Mariyam Ismailova | 26.12.2025


Trump's Tariffs on Steel and Aluminium in the US

In June 2025, president Trump increased US tariffs on imported steel and aluminium products for all targeted nations from 25% to 50% via Section 232 of the trade expansion act for national security concerns and to protect industries from “unfair trade practices and excess capacity”. The increase in tariffs came into effect on June 4th 2025, and it keeps the current structure while strengthening reporting and enforcement regulations. The UK remains excluded for now at 25% under a trade agreement. The imposition of tariffs has received criticism from other nations, but strengthens US production and maintains important supply chains.

The manufacturing sector is strongly dependent on connected global supply chains. The steel and aluminium industries symbolise the manufacturing sector. The US doesn't have sufficient steel, aluminium production to meet its demands. The US imports more than 26 million metric tons of steel and aluminium every year from countries such as Canada, Mexico, Brazil, and South Korea. For many US manufacturing businesses, steel and aluminium imports become necessary. The tariff increases introduced by the US affect the established ties. Canada, which is the major supplier of steel and aluminium, faces increased cost of production, and also being forced to diversify its exports. Mexico, whose industries are interlinked with US manufacturing, also faces challenges related to rising production costs. This example highlights the reality that modern economies are highly interdependent. Countries need each other for access to natural resources, markets, and stable prices. Even those industries with closely allied partnerships, like car manufacturing in North America, have supply chains crossing national borders several times before completion.

The imposition of tariffs on steel and aluminium by the US has widespread economic implications, which affect different people unevenly. The primary affected parties are the domestic steel and aluminium producers, who will benefit from the high tariffs, causing imported steel and aluminium to be more expensive, thereby giving them strengthened pricing power and potential investments in new steel mills and expansions. They are likely to create employment opportunities and increased wages in the metal industry. On the other hand, the imposition of tariffs becomes more complex for manufacturers that rely on steel and aluminium, including the automotive industry, construction, or machinery manufacturing industry. The impact doesn’t stop in the US. Foreign industries, especially those connected with the US market, face harder challenges and more limited access. This leads to enhanced costs for others. Even those countries that don't export significantly to markets directly, like China, influence global prices. This is a consequence of their importance within general steel and aluminium production. Employees also face mixed consequences. Tariffs will protect their work opportunities within industries linked with metals. At the same time, they could harm these workers in industries that find it more expensive to maintain their current processes. Research shows that increased tariffs could result in a reduction of employment opportunities globally, especially low skilled employees.

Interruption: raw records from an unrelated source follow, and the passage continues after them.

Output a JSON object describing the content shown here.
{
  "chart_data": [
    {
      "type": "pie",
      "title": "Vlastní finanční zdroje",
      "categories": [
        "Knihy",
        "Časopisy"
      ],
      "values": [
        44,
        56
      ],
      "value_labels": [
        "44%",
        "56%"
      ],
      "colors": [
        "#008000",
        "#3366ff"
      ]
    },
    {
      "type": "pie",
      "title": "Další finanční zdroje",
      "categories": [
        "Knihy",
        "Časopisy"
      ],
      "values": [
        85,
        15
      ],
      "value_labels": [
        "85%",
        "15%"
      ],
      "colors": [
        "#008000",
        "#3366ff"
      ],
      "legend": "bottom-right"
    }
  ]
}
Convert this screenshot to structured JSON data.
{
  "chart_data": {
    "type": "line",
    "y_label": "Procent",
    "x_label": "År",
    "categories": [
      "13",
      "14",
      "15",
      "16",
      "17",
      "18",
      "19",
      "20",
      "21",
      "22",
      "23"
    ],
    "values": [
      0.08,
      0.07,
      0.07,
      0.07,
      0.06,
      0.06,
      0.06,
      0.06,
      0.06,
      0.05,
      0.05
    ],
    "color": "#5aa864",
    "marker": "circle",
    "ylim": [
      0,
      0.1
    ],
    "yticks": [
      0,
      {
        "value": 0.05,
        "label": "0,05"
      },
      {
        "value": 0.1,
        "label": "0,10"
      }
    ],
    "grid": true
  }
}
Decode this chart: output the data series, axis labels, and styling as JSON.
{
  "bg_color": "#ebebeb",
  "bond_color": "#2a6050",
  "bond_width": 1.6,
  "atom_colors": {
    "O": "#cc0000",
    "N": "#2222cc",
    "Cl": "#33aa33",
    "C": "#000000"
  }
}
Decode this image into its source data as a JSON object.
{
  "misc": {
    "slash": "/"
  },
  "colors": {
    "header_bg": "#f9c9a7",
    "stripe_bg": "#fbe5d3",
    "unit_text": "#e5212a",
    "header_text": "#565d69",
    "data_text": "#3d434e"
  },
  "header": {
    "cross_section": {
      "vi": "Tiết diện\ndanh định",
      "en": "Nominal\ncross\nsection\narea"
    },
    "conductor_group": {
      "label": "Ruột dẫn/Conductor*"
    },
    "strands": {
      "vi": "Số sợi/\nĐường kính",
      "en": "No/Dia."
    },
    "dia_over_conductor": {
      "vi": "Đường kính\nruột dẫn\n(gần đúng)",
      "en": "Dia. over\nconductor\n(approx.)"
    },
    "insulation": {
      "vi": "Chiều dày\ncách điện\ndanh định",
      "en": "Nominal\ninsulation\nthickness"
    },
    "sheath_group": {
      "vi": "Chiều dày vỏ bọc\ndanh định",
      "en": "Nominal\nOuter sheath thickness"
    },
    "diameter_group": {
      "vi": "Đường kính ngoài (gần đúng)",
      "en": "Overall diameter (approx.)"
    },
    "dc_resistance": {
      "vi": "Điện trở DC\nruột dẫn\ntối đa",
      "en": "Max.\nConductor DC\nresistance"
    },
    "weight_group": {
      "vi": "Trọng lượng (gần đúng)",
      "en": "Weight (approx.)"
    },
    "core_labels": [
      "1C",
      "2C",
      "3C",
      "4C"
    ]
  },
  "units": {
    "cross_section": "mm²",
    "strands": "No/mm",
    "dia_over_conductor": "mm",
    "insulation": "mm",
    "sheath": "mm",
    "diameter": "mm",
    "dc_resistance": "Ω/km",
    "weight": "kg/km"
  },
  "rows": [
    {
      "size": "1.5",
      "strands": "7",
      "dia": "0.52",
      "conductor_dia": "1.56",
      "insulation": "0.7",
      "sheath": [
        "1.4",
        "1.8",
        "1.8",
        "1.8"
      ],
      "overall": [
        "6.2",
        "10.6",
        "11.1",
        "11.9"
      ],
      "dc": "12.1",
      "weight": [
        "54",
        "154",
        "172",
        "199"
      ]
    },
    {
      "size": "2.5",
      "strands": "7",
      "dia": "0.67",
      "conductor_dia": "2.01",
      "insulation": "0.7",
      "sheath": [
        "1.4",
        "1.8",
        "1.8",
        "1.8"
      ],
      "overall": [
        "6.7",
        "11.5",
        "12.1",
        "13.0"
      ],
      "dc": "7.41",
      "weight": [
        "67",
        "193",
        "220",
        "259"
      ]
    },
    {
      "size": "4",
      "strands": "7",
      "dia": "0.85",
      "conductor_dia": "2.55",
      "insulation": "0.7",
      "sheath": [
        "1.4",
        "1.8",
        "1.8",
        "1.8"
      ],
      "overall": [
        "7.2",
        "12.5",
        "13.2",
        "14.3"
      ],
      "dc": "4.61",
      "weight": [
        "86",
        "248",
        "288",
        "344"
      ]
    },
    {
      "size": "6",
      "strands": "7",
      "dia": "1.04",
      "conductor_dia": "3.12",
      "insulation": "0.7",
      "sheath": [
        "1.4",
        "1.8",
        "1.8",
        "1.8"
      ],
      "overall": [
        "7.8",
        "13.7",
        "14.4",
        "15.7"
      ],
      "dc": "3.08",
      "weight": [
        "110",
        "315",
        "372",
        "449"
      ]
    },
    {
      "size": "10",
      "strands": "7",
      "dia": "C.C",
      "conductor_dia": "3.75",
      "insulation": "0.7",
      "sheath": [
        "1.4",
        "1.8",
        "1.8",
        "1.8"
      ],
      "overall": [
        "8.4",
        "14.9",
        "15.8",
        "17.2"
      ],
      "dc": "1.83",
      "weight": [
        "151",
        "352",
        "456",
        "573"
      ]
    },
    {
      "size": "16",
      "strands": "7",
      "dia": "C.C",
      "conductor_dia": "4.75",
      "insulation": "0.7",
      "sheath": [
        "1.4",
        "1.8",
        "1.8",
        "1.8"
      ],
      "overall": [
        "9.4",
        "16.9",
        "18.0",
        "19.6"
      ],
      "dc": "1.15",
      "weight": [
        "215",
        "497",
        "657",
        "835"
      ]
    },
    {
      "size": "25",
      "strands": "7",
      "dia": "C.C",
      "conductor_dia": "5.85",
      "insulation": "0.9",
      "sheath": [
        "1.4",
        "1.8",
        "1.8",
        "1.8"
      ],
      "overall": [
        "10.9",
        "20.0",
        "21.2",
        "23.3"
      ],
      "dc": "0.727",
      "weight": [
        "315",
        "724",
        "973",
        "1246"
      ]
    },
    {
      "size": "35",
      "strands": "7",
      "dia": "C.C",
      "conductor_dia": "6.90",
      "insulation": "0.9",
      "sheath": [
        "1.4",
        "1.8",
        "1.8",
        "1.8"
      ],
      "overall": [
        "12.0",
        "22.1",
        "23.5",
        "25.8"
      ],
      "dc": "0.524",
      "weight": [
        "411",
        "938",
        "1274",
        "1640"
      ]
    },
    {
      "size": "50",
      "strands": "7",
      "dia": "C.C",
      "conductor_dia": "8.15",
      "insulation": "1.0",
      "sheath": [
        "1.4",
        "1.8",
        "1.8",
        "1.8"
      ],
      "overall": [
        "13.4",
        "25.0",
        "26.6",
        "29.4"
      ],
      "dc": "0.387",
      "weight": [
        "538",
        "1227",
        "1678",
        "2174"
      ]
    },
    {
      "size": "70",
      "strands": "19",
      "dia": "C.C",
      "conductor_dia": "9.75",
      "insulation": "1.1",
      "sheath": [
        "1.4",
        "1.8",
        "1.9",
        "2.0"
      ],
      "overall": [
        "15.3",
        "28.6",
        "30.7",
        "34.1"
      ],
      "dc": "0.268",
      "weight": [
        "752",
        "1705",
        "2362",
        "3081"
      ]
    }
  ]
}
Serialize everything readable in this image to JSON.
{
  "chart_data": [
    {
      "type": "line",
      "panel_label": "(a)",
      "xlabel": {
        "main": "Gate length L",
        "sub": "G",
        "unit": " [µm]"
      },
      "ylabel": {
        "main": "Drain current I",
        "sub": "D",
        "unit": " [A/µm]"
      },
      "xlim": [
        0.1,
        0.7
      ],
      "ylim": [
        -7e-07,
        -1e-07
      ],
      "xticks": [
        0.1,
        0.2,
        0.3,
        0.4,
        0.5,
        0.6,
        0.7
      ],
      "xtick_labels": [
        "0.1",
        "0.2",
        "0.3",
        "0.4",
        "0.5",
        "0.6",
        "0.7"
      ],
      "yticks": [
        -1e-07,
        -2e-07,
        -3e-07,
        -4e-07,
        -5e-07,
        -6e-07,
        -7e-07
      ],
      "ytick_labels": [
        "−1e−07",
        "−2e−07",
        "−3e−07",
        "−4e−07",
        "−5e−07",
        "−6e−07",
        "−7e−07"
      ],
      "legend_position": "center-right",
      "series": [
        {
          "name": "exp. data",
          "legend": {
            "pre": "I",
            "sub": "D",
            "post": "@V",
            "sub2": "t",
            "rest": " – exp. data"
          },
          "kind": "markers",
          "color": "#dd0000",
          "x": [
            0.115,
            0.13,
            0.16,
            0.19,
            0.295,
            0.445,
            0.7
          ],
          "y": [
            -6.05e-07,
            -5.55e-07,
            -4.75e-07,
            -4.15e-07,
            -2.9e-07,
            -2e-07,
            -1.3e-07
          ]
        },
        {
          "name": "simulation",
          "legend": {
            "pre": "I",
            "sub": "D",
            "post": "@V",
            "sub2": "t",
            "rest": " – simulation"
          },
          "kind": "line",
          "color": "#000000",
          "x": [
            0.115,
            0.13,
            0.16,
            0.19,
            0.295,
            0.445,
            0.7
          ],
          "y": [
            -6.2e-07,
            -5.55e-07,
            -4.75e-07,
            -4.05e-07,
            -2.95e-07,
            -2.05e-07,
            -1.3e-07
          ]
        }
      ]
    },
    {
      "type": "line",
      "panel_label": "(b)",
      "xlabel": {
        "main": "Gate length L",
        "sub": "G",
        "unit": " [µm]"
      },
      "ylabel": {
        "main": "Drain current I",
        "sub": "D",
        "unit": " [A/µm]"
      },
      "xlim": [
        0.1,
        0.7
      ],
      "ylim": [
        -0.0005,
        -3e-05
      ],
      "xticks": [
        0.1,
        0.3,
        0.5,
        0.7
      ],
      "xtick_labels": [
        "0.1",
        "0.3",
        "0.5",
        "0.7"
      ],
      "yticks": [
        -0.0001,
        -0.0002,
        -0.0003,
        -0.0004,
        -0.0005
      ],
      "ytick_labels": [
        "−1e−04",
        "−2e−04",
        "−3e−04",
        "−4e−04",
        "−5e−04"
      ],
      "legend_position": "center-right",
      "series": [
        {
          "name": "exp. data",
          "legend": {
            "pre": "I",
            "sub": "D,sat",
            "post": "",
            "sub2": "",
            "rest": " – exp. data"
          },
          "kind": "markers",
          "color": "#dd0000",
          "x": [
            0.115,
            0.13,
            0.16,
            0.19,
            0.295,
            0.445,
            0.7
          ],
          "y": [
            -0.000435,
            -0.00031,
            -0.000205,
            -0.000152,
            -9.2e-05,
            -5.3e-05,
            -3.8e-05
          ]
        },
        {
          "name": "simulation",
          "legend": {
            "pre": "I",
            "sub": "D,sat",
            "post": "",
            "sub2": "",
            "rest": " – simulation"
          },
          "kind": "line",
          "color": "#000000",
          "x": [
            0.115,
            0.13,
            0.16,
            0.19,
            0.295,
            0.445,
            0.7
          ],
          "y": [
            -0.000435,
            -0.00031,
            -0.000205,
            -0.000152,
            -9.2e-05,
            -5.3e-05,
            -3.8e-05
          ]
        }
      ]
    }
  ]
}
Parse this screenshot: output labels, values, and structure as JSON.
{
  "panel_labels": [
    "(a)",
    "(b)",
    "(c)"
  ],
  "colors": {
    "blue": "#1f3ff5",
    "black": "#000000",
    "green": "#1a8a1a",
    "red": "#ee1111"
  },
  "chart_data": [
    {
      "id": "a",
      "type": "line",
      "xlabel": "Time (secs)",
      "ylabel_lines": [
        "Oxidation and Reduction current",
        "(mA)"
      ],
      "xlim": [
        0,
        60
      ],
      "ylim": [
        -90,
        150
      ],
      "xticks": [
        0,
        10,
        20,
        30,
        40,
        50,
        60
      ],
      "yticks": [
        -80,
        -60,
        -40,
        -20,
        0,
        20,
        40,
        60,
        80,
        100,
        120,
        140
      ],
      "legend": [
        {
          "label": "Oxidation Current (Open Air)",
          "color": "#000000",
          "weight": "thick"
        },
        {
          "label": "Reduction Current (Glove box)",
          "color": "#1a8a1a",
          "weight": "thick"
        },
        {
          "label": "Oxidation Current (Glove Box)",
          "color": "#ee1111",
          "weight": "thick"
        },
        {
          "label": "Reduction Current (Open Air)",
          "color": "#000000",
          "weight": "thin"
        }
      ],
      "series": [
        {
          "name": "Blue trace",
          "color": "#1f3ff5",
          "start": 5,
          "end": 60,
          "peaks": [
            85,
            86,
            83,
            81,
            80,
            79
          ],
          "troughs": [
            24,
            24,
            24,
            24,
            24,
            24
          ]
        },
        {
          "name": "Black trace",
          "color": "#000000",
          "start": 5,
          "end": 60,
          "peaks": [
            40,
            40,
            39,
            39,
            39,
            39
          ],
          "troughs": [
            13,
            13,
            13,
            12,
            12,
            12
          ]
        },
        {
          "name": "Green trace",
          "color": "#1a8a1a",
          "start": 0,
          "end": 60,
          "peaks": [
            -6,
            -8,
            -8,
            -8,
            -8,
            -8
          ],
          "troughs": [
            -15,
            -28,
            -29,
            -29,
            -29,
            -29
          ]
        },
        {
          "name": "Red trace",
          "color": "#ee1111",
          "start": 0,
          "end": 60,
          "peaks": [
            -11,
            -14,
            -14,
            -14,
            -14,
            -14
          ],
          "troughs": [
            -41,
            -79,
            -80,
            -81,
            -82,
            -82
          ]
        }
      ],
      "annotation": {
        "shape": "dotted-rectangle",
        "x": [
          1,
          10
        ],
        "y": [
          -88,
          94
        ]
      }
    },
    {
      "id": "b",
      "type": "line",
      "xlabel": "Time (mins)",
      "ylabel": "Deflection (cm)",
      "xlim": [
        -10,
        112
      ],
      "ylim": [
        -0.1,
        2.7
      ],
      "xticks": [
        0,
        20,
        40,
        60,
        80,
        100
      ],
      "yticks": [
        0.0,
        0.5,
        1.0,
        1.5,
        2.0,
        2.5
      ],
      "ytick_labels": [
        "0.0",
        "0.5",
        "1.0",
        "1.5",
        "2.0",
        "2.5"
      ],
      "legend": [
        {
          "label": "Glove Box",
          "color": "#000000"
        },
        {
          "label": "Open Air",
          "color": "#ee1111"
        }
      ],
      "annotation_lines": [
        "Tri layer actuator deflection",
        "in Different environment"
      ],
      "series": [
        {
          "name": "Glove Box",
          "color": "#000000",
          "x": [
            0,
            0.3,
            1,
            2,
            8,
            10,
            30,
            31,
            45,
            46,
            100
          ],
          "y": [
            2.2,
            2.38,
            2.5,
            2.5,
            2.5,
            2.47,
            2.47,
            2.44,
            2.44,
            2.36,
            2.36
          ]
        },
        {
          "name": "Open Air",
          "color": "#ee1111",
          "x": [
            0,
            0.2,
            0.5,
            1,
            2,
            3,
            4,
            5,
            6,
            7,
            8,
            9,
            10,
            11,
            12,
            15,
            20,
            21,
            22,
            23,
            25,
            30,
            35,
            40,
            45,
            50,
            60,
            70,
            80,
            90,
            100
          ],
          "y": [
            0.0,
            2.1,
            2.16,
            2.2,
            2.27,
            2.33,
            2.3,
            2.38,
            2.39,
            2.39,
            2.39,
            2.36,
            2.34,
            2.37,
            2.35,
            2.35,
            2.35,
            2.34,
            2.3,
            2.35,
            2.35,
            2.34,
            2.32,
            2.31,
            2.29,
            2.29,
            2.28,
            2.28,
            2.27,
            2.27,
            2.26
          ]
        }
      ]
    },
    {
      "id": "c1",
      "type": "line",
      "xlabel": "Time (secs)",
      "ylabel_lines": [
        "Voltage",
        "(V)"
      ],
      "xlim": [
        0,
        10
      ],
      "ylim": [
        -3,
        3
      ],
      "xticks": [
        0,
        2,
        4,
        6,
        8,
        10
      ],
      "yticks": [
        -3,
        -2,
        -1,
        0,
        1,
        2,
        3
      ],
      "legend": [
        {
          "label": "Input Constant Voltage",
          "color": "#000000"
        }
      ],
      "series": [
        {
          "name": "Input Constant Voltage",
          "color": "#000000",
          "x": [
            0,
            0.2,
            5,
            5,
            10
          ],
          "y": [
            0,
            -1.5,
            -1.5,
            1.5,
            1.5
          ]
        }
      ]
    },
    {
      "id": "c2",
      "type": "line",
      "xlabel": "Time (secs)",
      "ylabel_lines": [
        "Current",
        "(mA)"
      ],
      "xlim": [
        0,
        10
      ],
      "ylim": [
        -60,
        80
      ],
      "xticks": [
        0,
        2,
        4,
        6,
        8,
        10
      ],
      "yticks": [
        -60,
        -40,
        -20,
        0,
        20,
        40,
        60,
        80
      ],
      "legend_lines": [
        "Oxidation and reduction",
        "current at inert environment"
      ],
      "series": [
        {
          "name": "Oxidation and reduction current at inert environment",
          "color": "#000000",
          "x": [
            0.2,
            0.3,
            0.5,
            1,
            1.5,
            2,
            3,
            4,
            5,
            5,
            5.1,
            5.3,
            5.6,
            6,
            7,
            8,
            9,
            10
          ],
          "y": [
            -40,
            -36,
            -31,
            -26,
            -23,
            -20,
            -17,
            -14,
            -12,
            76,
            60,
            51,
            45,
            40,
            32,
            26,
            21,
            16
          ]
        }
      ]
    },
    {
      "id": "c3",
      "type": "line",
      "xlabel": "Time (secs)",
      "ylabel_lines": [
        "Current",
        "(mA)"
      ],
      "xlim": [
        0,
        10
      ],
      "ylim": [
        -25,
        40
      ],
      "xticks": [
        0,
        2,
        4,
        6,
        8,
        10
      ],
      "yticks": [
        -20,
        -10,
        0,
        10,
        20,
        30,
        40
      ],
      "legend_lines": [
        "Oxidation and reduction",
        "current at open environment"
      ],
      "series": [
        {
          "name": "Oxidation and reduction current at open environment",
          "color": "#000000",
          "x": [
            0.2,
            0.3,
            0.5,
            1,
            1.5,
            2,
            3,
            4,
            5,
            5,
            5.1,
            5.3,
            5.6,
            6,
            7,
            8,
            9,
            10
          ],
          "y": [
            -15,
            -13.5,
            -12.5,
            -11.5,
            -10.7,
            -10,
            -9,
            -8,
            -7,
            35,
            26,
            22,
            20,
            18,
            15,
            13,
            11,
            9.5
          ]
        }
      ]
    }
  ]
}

The US move to impose a 50% tariff rate on steel and aluminium is a planned move to protect its industries, making the American supply chains even stronger. It’s also important to add that the move to protect American industries might highlight the realities that exist within the global economy, which is highly interdependent. While the industries that manufacture steel and aluminium might benefit from higher prices, high levels of investment, or even the possibility of new job creations, the negative impacts might be spread among a broader range. Industries that use steel and aluminium as their main products,such as car manufacturers, construction companies, might be faced with rising costs, which could be reflected either in prices or low levels of production. On the global perspective, countries that have long term relationships with the US, such as Canada, might be forced to change their way of production or even redirect their exports to new markets, while others, might be influencing the global prices, with workers also experiencing outcomes, positive ones where workers are protected, but also negative ones where workers are facing reduced job opportunities.